Der Verfahrensgang und insbesondere die Feststellungen zum bisherigen Verfahren ergeben sich aus dem vorgelegten Behördenakt. Aus dem Strafregisterauszug lässt sich die bislang Unbescholtenheit in Österreich erkennen.

Herangezogen wurde der gesamte Akteninhalt, insbesondere aber der Bescheid vom 27.05.2025 und die Beschwerde, datiert mit 18.06.2025.

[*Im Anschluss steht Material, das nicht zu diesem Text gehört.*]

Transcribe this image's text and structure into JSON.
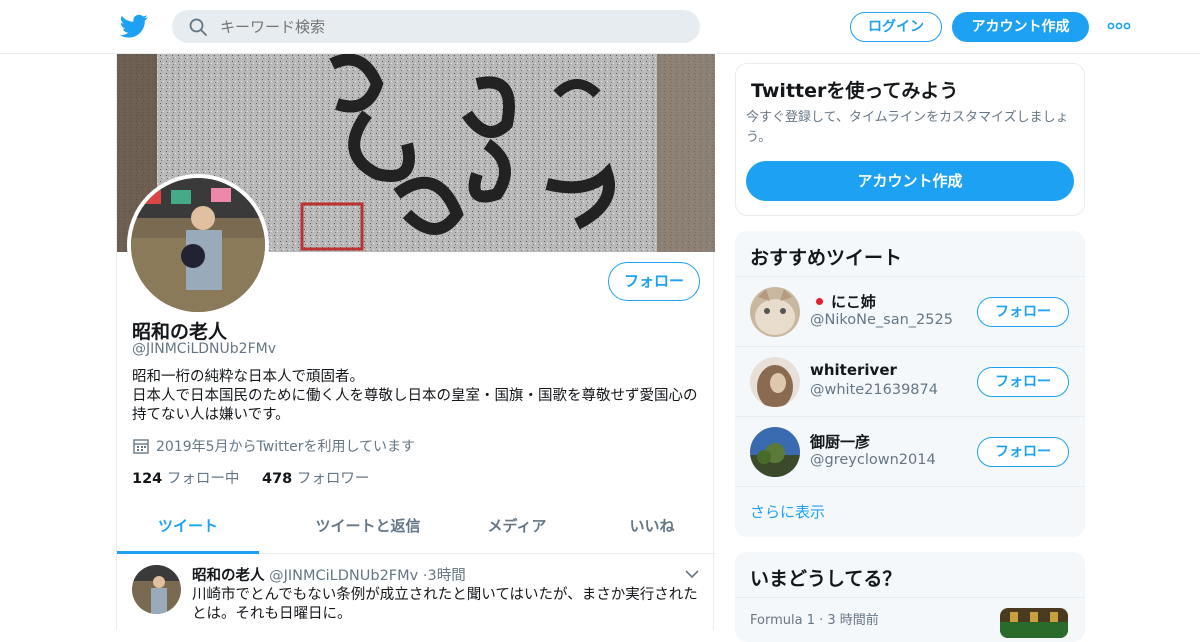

3. Rechtliche Beurteilung:

Zu A)

Gemäß § 18 Abs. 2 Z 1 BFA-VG ist die aufschiebende Wirkung einer Beschwerde gegen eine Rückkehrentscheidung vom Bundesamt abzuerkennen, wenn die sofortige Ausreise des Drittstaatsangehörigen im Interesse der öffentlichen Ordnung oder Sicherheit erforderlich ist.

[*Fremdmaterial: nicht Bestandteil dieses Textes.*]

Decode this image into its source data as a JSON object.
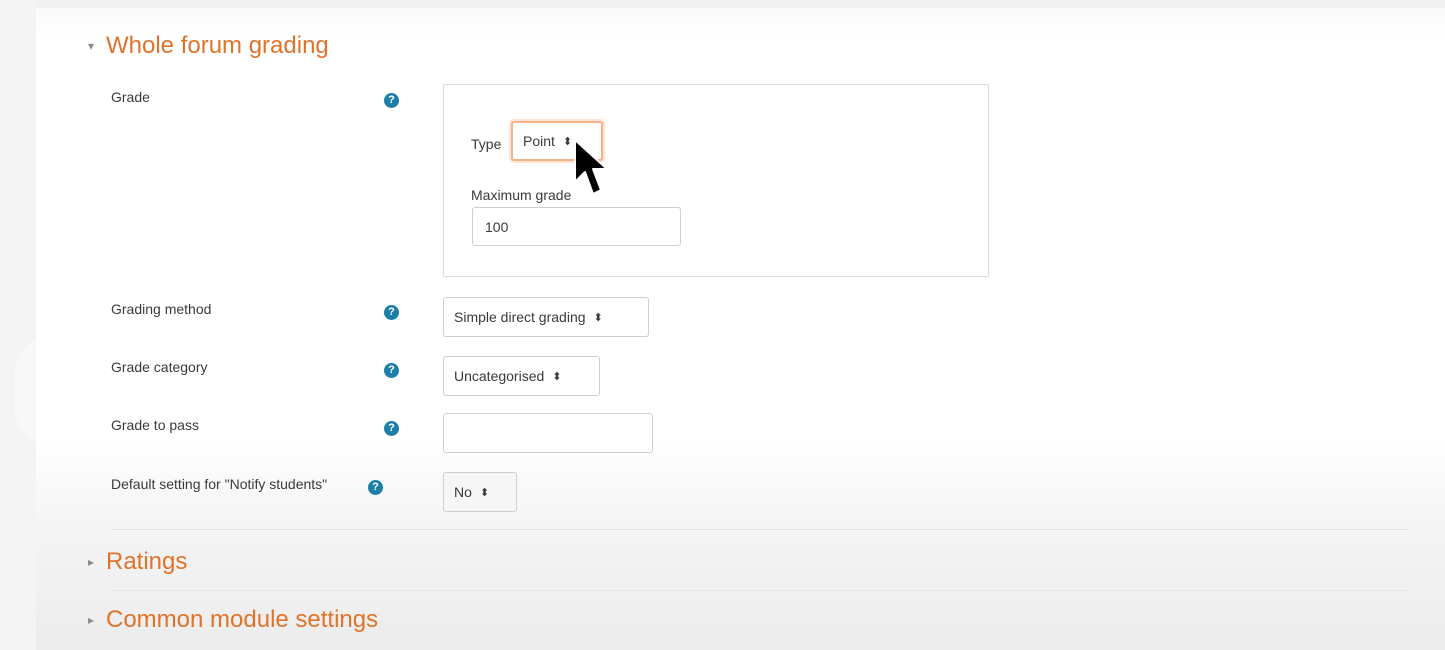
{
  "sections": {
    "whole_forum_grading": {
      "title": "Whole forum grading",
      "caret": "▾"
    },
    "ratings": {
      "title": "Ratings",
      "caret": "▸"
    },
    "common_module_settings": {
      "title": "Common module settings",
      "caret": "▸"
    }
  },
  "form": {
    "grade": {
      "label": "Grade",
      "type_label": "Type",
      "type_value": "Point",
      "max_grade_label": "Maximum grade",
      "max_grade_value": "100"
    },
    "grading_method": {
      "label": "Grading method",
      "value": "Simple direct grading"
    },
    "grade_category": {
      "label": "Grade category",
      "value": "Uncategorised"
    },
    "grade_to_pass": {
      "label": "Grade to pass",
      "value": ""
    },
    "notify_students": {
      "label": "Default setting for \"Notify students\"",
      "value": "No"
    }
  },
  "icons": {
    "help": "?",
    "select_arrows": "⬍"
  },
  "colors": {
    "section_title": "#e0732a",
    "help_icon": "#1d7ea6",
    "focus_ring": "#f4b38a"
  }
}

Das Bundesverwaltungsgericht hat der Beschwerde, der die aufschiebende Wirkung vom Bundesamt aberkannt wurde, gemäß Abs. 5 leg. cit. binnen einer Woche ab Vorlage der Beschwerde von Amts wegen die aufschiebende Wirkung zuzuerkennen, wenn anzunehmen ist, dass eine Zurückweisung, Zurückschiebung oder Abschiebung des Fremden in seinen Herkunftsstaat eine reale Gefahr einer Verletzung von Art. 2 EMRK, Art. 3 EMRK, Art. 8 EMRK oder der Protokolle Nr. 6 oder Nr. 13 zur Konvention bedeuten würde oder für ihn als Zivilperson eine ernsthafte Bedrohung des Lebens oder der Unversehrtheit infolge willkürlicher Gewalt im Rahmen eines internationalen oder innerstaatlichen Konfliktes mit sich bringen würde. In der Beschwerde gegen den in der Hauptsache ergangenen Bescheid sind die Gründe, auf die sich die Behauptung des Vorliegens einer realen Gefahr oder einer ernsthaften Bedrohung des Lebens oder der Unversehrtheit gemäß Satz 1 stützt, genau zu bezeichnen. § 38 VwGG gilt.

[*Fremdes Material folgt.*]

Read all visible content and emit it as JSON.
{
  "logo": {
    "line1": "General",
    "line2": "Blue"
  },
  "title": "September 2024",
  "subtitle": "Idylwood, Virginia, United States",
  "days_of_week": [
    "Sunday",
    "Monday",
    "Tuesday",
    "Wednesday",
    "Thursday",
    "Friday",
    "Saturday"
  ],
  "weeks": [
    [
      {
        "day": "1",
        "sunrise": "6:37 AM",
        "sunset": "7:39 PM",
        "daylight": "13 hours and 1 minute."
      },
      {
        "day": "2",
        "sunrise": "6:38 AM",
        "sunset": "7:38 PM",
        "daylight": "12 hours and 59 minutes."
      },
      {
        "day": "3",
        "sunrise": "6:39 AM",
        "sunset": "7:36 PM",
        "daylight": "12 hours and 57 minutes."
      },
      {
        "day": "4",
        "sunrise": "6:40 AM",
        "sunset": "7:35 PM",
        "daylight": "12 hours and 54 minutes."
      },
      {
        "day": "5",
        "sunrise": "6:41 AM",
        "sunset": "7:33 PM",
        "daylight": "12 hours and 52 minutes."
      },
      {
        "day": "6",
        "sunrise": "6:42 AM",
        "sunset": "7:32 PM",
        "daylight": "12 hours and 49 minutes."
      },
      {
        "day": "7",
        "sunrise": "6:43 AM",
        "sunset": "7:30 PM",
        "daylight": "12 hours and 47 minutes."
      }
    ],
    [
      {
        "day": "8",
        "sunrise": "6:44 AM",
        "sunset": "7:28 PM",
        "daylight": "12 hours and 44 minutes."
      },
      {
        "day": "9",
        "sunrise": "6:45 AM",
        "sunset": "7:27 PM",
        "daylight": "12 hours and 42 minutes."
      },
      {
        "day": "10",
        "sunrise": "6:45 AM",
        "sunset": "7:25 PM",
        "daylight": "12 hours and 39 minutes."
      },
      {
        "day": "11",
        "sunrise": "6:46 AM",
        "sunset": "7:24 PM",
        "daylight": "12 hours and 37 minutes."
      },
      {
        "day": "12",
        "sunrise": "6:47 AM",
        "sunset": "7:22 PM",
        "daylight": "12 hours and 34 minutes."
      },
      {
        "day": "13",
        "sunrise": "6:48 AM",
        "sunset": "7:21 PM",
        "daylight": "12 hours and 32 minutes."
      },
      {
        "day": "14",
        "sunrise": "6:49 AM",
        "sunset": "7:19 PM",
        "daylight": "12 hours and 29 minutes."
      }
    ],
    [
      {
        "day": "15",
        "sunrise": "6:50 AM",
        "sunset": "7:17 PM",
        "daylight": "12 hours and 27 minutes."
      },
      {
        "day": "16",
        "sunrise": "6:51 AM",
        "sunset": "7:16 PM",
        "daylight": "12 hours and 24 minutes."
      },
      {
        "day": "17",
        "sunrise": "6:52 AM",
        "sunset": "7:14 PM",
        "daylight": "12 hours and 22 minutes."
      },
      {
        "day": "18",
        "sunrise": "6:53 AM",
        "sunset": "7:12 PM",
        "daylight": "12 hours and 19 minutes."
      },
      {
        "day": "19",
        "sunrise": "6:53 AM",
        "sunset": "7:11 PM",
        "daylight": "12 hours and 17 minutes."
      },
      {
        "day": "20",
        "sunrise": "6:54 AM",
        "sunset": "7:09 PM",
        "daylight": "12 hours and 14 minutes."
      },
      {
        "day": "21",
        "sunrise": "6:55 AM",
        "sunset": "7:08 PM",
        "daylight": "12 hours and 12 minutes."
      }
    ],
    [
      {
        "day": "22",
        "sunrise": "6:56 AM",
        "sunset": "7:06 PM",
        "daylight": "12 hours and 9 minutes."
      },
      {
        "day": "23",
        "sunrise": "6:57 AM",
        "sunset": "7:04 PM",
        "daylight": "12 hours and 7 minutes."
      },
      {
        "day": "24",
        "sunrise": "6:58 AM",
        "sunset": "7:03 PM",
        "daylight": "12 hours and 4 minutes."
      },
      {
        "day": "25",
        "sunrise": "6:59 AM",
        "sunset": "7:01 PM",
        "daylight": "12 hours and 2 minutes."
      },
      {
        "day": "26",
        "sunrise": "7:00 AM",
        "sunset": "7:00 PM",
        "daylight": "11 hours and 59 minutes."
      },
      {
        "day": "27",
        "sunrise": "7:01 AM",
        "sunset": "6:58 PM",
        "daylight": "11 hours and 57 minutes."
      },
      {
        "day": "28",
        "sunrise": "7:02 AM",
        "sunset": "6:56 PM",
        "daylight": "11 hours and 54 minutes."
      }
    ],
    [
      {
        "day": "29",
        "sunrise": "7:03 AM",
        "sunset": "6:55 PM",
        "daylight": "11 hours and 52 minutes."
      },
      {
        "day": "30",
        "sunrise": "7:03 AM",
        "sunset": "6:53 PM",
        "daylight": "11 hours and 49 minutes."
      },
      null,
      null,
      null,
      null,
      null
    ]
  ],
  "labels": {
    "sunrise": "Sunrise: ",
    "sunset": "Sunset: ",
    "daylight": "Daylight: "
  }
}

Der Beschwerdeführer befürchtet, aufgrund angeblicher Unterstützung der PKK ins Visier der türkischen Behörden geraten zu sein. Dies könne er durch einen Haftbefehl und eine Anklage belegen.

Bei einer Grobprüfung der Faktoren, ob dem Beschwerdeführer in der Türkei aufgrund eines Strafverfahrens oder einer unterstellten PKK-Unterstützung eine Verletzung von Art. 3 EMRK droht, wird sich das Gericht einen persönlichen Eindruck vom Beschwerdeführer verschaffen müssen und sich näher mit den von ihm vorgelegten Beweismittel auseinander setzen müssen. Das BFA hat pauschal festgestellt, dass es sich um gängige Ermittlungen der türkischen Behörden handle, ohne konkret auf die Tatvorwürfe und die Konsequenzen bzw. die Verhältnismäßigkeit der Strafverfolgung auseinander zu setzen. Eine mündliche Verhandlung wird erneut anzuberaumen sein.

Der für die rechtliche Beurteilung entscheidungswesentliche Sachverhalt muss von der Verwaltungsbehörde vollständig in einem ordnungsgemäßen Ermittlungsverfahren erhoben worden sein und bezogen auf den Zeitpunkt der Entscheidung des BVwG immer noch die gesetzlich gebotene Aktualität und Vollständigkeit aufweisen. Die Verwaltungsbehörde muss die die entscheidungsmaßgeblichen Feststellungen tragende Beweiswürdigung in ihrer Entscheidung in gesetzmäßiger Weise offengelegt haben und das BVwG die tragenden Erwägungen der verwaltungsbehördlichen Beweiswürdigung teilen. In der Beschwerde darf kein dem Ergebnis des behördlichen Ermittlungsverfahrens entgegenstehender oder darüber hinausgehender für die Beurteilung relevanter Sachverhalt behauptet werden, wobei bloß unsubstantiiertes Bestreiten des von der Verwaltungsbehörde festgestellten Sachverhaltes eben außer Betracht bleiben kann wie ein Vorbringen, das gegen das in § 20 BFA-VG festgelegte Neuerungsverbot verstößt. Auf verfahrensrechtlich festgelegte Besonderheiten ist bei der Beurteilung Bedacht zu nehmen (vgl. etwa das Erkenntnis vom 08. September 2015, Ra 2014/01/022, mwN und viele andere mehr).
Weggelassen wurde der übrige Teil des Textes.